Temasek Holdings Pte’s portfolio declined in value for the first time in seven years as its holdings, a quarter of which are in Chinese equities, were battered by last year’s market rout, Bloomberg reports.
Stakes of the Singaporean state investment firm fell 9 percent to S$242 billion (US$179 billion) in the fiscal year ended March 31, according to Temasek’s annual review released on Thursday.
Assets fell from a record S$266 billion in the prior fiscal year and dropped for the first time since the 12 months ended March 2009.

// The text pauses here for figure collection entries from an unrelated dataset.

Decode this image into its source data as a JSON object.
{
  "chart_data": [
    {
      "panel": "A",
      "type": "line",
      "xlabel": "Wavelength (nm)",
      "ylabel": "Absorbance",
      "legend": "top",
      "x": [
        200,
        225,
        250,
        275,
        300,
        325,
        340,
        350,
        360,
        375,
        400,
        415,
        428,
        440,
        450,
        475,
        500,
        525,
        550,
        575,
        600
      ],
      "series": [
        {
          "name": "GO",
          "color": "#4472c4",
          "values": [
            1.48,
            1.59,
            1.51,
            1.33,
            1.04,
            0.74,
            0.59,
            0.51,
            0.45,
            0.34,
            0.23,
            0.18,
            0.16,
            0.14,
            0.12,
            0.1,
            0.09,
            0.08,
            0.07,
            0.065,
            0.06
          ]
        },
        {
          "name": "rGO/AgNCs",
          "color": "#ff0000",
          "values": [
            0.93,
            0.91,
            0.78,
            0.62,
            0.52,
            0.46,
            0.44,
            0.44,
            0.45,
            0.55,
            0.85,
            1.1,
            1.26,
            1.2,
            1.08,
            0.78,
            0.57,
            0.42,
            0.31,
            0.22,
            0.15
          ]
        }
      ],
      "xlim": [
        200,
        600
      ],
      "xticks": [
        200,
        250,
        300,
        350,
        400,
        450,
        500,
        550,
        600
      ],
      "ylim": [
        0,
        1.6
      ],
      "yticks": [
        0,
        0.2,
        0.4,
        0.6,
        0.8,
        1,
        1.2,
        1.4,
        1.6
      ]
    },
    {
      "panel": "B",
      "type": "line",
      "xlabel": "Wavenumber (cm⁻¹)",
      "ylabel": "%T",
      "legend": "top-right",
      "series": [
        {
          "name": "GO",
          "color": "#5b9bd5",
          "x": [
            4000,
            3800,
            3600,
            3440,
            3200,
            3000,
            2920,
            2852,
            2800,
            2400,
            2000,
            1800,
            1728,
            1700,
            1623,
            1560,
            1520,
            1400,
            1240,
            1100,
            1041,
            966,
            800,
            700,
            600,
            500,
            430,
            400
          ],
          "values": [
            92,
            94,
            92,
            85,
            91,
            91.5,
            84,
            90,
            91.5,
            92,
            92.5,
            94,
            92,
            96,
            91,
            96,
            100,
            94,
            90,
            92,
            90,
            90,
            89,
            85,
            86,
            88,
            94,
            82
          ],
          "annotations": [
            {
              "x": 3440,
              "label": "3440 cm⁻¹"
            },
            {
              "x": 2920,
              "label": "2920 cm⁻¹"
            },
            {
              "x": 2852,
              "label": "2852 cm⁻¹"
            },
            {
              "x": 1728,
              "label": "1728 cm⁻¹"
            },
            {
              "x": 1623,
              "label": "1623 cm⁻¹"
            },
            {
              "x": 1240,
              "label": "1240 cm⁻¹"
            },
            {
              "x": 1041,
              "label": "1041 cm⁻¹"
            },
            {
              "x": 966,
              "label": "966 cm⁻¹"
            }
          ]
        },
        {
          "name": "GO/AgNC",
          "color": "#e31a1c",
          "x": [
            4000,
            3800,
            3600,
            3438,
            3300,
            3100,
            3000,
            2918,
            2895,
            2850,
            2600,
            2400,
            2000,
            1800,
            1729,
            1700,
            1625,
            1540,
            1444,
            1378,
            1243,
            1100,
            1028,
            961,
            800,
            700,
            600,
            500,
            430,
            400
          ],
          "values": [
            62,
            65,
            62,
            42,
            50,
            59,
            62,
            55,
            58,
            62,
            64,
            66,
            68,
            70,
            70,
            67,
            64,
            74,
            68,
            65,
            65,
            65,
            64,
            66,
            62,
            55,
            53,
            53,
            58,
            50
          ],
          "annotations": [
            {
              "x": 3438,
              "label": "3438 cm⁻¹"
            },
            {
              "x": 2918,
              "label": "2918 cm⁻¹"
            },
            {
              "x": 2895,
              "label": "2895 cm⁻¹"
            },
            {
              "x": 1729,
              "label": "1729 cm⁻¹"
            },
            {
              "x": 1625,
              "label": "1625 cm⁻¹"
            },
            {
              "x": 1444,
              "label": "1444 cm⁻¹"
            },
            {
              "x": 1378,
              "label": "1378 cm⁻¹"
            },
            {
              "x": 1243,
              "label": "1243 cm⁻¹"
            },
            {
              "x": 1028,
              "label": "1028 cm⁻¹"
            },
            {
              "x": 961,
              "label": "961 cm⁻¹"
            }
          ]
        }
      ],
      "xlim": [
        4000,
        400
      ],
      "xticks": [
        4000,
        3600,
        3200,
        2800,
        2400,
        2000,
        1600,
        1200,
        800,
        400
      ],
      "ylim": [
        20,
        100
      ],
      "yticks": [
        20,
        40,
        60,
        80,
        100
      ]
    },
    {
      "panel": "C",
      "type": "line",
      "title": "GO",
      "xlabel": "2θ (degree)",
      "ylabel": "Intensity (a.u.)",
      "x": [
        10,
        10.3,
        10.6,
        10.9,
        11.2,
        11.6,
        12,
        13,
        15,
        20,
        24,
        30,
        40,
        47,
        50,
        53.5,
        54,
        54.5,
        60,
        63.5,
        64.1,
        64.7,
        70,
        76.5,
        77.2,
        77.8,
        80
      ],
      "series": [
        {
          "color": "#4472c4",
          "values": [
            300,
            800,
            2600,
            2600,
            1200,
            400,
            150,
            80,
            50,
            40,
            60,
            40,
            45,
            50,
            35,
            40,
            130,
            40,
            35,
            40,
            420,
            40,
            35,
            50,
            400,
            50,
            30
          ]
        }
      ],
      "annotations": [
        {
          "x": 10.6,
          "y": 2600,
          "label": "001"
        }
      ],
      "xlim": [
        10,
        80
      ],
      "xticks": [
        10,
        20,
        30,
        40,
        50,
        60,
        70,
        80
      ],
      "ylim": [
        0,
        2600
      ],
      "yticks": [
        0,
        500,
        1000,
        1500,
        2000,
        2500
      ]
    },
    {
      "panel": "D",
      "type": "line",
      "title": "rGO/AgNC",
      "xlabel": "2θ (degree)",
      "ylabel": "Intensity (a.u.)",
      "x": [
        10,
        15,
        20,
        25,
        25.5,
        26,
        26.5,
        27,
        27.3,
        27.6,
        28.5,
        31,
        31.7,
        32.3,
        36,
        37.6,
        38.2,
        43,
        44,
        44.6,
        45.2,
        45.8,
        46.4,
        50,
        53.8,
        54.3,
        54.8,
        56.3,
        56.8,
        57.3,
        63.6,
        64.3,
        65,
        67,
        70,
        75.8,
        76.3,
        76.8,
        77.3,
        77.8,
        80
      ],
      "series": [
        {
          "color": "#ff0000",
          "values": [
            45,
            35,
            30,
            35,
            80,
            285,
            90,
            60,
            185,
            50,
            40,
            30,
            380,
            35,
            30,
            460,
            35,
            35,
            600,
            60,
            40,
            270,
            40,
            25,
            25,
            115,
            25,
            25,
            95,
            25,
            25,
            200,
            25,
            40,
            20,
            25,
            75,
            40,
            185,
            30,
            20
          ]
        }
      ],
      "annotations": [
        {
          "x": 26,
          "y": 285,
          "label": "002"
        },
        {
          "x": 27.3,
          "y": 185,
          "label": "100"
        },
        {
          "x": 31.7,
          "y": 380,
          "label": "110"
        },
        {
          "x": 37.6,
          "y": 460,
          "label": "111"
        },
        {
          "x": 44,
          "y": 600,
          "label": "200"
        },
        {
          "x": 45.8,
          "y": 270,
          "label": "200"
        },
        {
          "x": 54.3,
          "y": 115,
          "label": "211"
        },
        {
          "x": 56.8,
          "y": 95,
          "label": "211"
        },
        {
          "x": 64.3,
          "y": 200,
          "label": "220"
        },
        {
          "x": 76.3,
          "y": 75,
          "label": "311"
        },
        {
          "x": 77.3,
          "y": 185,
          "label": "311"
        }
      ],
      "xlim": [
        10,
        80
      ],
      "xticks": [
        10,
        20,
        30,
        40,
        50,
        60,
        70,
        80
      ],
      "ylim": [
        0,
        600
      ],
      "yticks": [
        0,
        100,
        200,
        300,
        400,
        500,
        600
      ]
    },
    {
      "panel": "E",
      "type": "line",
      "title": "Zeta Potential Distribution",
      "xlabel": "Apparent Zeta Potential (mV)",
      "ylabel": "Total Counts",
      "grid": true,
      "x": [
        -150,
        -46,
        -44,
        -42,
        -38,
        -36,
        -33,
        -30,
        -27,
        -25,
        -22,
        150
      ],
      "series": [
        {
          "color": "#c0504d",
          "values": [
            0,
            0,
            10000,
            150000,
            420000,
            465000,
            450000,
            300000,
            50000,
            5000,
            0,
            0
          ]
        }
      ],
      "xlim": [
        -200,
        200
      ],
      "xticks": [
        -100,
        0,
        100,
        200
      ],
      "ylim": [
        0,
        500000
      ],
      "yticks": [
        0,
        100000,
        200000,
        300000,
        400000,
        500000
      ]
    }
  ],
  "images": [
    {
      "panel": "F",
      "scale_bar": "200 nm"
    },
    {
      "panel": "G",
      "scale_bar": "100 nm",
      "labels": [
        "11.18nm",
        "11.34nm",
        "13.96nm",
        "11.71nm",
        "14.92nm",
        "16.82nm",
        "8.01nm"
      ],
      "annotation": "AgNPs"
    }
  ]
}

Amid slowing global growth and rising market volatility, Temasek is cutting its exposure to banks while adding to holdings in media, telecommunications, and technology companies, with the latter group overtaking financial firms as its biggest industry sector.
“The equity markets around the world will remain susceptible to bouts of volatility in the short and medium term,” Michael Buchanan, Temasek’s senior managing director, portfolio strategy and risk group, said in a statement.
“There is increased uncertainty, partly reflecting the ongoing hangover from the excesses that help cause the global financial crisis. This suggests an environment of lower returns in the years ahead.”
Temasek made a 6 percent annualized total shareholder return, including dividends, over the last 10-year and 20-year periods.
The compounded total shareholder return since its inception in 1974 was 15 percent.
The investment firm had more than half of its assets in China and Singapore, leaving it particularly exposed to a 21 percent slump in China’s CSI 300 Index and an 18 percent decline in Singapore’s Straits Times Index in the 12 months ended March 31, the report said.